Let’s look at a story of a small town that finds in hockey a way to exorcise their isolation and loneliness.
It’s Sweden there’s snow to the brim, and the place is called Beartown. Seen this way, it could be considered the perfect context for a family and sports drama, but the series – which has the same name as its setting – is one of those surprising stories, and unfairly could be going unnoticed among the programming of HBO and HBO GO.
Beartown, which is airing Mondays at 7 p.m. it deserves to be seen and commented on because it escapes the comfortable stories of teenage teams battling for a goal. I would call it the ‘Rocky effect’, the one that has a clear path to take the viewer from empathy to expectation and finally to the excitement overflowing with maximum triumph.
You may be interested in: Eight films to celebrate Women’s Day
But Beartown makes a less epic portrait. There is this emotion, and at first one seems to understand that the thing goes by the sides of claiming a village with low self-esteem, but the thing gets murky and what seemed like a picture of positive emotions becomes the showcase where one sees the lack of compassion of a community that presses with all these young people to achieve what their elders never achieved.
A situation that is not new, but that in the framework of the series feeds on an interesting twist in what violence and abuse make its appearance. Then the game or the life of Peter, a star already retired from hockey who returns to his home ground to give the youth team a major championship, goes into the background.
Well said Peter Grönlund, the director of Beartown, in a talk with THE TIME: “It’s not a sport in itself; it is a denunciation of toxic masculinity and the silence that often demonstrates a society that does not care about truth or justice, but something else. “
It is a denunciation of the toxic masculinity and silence that often demonstrates a society that does not care about truth or justice,
And this thing he raises is nothing more than the concept of the winner as the engine of the whole story, but counted from a sharper perspective, recognizing his evil or dishonest nature.

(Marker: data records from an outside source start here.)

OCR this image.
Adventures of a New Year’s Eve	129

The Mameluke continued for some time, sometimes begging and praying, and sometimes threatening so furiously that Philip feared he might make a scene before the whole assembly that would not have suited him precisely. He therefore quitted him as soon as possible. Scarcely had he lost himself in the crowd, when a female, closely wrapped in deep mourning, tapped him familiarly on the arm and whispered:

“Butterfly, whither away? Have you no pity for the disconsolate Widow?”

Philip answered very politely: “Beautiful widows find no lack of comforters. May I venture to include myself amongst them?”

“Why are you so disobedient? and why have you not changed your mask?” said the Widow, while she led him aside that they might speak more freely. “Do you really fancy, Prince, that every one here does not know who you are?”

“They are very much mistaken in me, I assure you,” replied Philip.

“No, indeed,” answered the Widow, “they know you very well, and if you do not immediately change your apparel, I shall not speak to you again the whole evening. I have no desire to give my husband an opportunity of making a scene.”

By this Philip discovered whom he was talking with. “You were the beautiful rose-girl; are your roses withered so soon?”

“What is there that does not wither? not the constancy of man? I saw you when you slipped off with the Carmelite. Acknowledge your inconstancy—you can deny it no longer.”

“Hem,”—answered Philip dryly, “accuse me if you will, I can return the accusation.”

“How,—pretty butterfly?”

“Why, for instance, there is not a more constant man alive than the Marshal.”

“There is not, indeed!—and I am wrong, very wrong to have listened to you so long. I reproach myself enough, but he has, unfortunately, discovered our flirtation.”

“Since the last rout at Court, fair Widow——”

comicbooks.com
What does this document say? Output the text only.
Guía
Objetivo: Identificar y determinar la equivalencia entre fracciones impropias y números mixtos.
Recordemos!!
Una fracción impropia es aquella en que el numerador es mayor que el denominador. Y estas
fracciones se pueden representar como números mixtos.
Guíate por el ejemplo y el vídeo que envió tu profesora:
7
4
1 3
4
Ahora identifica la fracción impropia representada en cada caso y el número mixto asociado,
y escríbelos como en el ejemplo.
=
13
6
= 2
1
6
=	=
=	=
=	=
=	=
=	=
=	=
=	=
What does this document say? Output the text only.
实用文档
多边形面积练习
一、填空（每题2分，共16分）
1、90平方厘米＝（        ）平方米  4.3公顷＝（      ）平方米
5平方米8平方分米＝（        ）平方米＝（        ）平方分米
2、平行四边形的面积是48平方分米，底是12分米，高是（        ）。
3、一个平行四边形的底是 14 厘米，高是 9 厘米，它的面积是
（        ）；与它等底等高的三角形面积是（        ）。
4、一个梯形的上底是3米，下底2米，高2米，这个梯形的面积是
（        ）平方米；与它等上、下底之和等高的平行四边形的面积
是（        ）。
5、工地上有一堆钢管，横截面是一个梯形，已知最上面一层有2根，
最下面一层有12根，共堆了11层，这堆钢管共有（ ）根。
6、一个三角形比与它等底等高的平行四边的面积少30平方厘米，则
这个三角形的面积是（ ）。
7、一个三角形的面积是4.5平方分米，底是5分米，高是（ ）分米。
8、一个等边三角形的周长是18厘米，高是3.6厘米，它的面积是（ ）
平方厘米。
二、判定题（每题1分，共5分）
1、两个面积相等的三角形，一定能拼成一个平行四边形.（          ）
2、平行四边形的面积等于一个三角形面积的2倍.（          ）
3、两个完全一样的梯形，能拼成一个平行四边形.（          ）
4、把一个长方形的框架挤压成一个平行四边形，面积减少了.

Beartown is a kind of laboratory where one witnesses the questionable behaviors of this small cell of broken dreams.
You may be interested: The movie ‘Lavaperros’ is the most watched Netflix in Colombia
A space in which the consequences of an atrocious act do not seem to matter because there is something greater that cannot be sacrificed, that must not be restrained, an indescribable emotion that is already close to being experienced, when in reality the context is full of emotional fractures and deep pains.
A terrifying contrast that catches the eye of those on the other side of the screen, who could debate or be frightened by this story that without so much hysteria or excess remembers a cruel principle in which the best way to deal with a tragedy is turn your back on him.